Jour 9 – Enjoy the silence

Quand on me croise ce matin, on me demande si je suis tout à fait réveillé. J’ai beau tenter de le cacher, ce n’est pas tout à fait faux. Après 8 jours de festival, je commence à être dans un état second, entre fatigue et excitation constante. Je traverse donc cette neuvième journée avec une énergie pour le moins singulière, vite concentré, vite déconcentré, avec la sensation que mon esprit digresse et se perd souvent.
Est-ce pour cela que je fredonne pendant tout le concert d’Oscar Teruel et de son trio ?

C’est possible, mais c’est aussi et surtout forcément lié aux compositions du pianiste. Le répertoire de ce dernier foisonne déjà de petites perles, que je chantonne bien longtemps après le concert – notamment le morceau hommage au Wu Tang Clan.

Les lignes de contrebasse d’Anthony Jouravsky m’entraînent avec eux, m’électrisent. La main droite de Jules Wallemme pourrait me faire décoller à chaque coup de baguette. Une grosse énergie, des compositions très inspirées, une forme de folie douce qui plane dans l’air, je suis aux anges, et je sors un peu de cet état second. Ça fait du bien du bon jazz qui sonne juste dès potron-jacquet.
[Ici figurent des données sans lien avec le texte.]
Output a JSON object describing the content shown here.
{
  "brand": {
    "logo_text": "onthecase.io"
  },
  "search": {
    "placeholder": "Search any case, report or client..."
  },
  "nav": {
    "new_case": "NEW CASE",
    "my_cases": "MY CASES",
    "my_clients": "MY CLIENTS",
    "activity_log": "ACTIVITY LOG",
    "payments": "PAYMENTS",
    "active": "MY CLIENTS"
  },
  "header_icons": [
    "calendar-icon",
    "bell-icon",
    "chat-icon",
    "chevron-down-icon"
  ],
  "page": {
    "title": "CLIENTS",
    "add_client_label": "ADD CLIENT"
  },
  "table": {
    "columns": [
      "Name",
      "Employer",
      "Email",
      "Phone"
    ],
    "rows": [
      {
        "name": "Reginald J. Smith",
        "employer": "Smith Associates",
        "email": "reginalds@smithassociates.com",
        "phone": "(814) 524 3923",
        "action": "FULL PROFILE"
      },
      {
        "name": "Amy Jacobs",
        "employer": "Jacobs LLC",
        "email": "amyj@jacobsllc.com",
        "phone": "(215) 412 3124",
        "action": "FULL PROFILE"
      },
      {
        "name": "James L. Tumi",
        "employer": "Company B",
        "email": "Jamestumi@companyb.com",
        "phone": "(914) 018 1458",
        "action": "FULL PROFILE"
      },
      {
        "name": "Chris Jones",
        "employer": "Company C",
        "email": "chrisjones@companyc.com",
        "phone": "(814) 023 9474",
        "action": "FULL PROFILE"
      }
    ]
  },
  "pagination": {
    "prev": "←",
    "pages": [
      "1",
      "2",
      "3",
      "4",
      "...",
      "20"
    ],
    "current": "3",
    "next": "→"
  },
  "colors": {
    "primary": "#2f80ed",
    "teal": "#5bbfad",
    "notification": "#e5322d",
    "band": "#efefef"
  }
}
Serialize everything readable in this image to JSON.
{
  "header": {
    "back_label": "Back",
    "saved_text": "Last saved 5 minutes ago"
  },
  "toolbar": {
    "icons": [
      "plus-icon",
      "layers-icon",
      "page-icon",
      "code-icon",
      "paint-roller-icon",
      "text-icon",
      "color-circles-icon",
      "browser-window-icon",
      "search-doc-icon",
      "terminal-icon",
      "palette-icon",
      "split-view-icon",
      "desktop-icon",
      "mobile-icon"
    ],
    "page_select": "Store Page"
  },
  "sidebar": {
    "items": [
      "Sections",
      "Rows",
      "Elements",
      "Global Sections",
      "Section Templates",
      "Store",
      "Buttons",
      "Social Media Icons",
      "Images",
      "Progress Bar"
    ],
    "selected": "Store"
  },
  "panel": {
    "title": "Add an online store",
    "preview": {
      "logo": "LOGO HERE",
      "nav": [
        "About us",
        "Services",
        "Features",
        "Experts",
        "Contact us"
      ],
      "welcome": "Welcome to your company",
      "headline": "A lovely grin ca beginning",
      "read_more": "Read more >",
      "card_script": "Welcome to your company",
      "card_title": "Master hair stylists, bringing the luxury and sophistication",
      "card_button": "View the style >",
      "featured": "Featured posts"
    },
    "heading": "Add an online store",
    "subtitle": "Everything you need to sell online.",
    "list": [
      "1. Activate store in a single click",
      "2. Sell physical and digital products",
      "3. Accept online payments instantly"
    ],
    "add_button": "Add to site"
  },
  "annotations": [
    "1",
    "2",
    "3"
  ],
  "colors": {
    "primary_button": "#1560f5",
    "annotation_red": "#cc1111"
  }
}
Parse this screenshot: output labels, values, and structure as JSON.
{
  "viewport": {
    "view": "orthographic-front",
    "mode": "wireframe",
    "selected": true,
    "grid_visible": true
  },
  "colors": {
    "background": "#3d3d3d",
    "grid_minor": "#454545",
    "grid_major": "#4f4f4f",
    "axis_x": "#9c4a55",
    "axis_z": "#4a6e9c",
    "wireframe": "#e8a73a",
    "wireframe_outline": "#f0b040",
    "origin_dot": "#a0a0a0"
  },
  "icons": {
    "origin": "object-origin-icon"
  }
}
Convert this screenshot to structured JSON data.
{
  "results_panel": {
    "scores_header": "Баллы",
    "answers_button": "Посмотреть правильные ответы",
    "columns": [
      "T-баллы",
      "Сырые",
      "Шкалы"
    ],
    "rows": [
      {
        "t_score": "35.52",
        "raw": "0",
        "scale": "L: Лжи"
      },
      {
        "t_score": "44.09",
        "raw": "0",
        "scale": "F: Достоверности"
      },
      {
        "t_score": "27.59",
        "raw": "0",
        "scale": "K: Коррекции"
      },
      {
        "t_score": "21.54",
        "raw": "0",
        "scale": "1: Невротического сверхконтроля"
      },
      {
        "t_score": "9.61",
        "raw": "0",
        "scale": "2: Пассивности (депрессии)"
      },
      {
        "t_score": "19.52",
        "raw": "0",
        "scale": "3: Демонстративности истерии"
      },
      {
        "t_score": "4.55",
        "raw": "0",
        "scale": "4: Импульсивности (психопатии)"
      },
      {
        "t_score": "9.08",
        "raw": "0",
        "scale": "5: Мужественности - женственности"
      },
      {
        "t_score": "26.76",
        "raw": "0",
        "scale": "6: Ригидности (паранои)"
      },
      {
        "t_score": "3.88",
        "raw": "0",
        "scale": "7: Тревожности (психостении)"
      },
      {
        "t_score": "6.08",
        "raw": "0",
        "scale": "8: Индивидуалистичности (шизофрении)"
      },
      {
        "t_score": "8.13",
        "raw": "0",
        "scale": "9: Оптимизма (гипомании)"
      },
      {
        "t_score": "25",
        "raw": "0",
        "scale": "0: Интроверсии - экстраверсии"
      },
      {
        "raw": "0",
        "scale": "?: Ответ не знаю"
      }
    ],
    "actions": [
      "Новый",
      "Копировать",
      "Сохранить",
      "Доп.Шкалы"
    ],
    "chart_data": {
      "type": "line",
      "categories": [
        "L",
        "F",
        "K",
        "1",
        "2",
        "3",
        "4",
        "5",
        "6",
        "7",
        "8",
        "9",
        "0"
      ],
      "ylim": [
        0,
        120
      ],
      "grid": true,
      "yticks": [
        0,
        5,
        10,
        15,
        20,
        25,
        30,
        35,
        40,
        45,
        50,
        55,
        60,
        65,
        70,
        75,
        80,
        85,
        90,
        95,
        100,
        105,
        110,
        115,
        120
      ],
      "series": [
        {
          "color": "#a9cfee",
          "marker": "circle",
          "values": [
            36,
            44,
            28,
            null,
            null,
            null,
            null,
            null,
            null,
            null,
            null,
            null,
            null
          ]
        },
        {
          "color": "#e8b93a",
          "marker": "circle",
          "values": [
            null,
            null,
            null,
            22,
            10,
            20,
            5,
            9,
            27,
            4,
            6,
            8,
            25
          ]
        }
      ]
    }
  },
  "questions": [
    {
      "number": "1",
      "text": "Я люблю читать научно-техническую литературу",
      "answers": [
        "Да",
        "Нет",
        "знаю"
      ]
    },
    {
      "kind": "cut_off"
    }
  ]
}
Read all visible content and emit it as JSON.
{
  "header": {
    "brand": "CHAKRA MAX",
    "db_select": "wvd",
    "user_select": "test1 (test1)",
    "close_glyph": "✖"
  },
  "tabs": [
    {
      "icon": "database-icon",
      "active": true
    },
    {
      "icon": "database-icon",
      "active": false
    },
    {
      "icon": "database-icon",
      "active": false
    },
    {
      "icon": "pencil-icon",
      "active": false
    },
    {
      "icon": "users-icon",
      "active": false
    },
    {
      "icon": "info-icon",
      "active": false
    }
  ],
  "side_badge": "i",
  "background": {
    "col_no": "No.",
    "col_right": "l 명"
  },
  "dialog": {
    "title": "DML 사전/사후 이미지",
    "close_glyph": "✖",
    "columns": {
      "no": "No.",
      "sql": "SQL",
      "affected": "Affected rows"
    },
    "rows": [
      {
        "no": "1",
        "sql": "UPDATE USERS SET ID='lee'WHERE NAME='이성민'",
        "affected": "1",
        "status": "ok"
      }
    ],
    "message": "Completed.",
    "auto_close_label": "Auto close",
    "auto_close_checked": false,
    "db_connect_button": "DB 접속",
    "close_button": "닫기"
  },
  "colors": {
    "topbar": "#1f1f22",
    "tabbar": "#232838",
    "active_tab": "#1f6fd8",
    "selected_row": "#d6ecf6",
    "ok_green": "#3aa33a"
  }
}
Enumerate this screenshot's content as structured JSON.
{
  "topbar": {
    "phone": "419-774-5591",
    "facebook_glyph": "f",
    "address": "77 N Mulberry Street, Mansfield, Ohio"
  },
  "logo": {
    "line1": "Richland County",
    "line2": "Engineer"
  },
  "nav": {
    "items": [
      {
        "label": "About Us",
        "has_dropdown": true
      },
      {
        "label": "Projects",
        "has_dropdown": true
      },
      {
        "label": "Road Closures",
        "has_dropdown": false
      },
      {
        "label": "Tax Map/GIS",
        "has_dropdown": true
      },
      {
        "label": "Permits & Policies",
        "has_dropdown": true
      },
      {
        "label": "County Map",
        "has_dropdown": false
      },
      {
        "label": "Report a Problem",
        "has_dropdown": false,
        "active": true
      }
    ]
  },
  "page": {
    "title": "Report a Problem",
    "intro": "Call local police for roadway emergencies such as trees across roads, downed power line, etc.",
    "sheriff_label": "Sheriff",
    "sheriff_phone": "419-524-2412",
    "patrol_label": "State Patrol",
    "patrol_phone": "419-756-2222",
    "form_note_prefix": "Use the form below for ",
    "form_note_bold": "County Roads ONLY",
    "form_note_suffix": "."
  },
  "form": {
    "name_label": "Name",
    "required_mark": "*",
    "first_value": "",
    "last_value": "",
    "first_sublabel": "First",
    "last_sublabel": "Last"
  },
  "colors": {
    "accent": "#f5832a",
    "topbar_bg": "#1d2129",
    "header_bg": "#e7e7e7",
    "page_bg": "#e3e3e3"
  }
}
Je suis donc bien plus en capacité de déguster l’intarissable Sébastien Farge, que j’aurais pu écouter jusqu’au soir, raconter l’histoire de la manufacture Maugein et la production d’accordéons. J’aurais même pu me passer d’instrument, tant sa fierté du patrimoine de la Corrèze, qui irradie l’Office de Tourisme, me saisit. Mais pourquoi se priver, quand en plus Rémi Sallard l’accompagne à l’accordéon diatonique, chromatique, et mixte. En une semaine, j’en ai appris plus sur l’accordéon qu’en une vie entière, et avec le professeur Farge, je veux bien continuer à apprendre encore longtemps.

Je n’en ai pas fini avec les leçons salutaires. Après Monk sans piano, pourquoi pas The Shape of Jazz to come avec? Formuler l’idée est simple, la mettre en application doit être une tout autre paire de manches. Apparemment pas pour Pierrick Pedron et son quartet. J’avais songé à aller écouter la proposition de Denardo Coleman à la Philharmonie, sur un programme similaire, et puis l’idée avait fané. Tant mieux, j’ai les oreilles vierges d’un concert avec cette matière. Je repars dans mon état du matin, et j’ai envie de chanter sur Chronology, de gloubiboulguer quelque chose en écho à cette musique que je redécouvre complètement grâce à une instrumentation magistrale. Je n’entendrai jamais Ornette Coleman en live. Est-ce vraiment un problème quand on a un Pierrick Pedron avec autant de suite dans les idées ?

Un répertoire exigeant, joué avec des idées nouvelles, ça nourrit énormément, mais ça use. J’aurais dû m’arrêter là, car je n’ai cette fois-ci plus de capacité d’écoute pour Faada Freddy. Je trouve les lumières trop intenses, j’apprécie quelques morceaux, mais je ne suis jamais vraiment là. Pierrick Pedron m’avait pourtant prévenu en clôturant son programme par Enjoy the Silence. C’est ce dont ́j’avais besoin.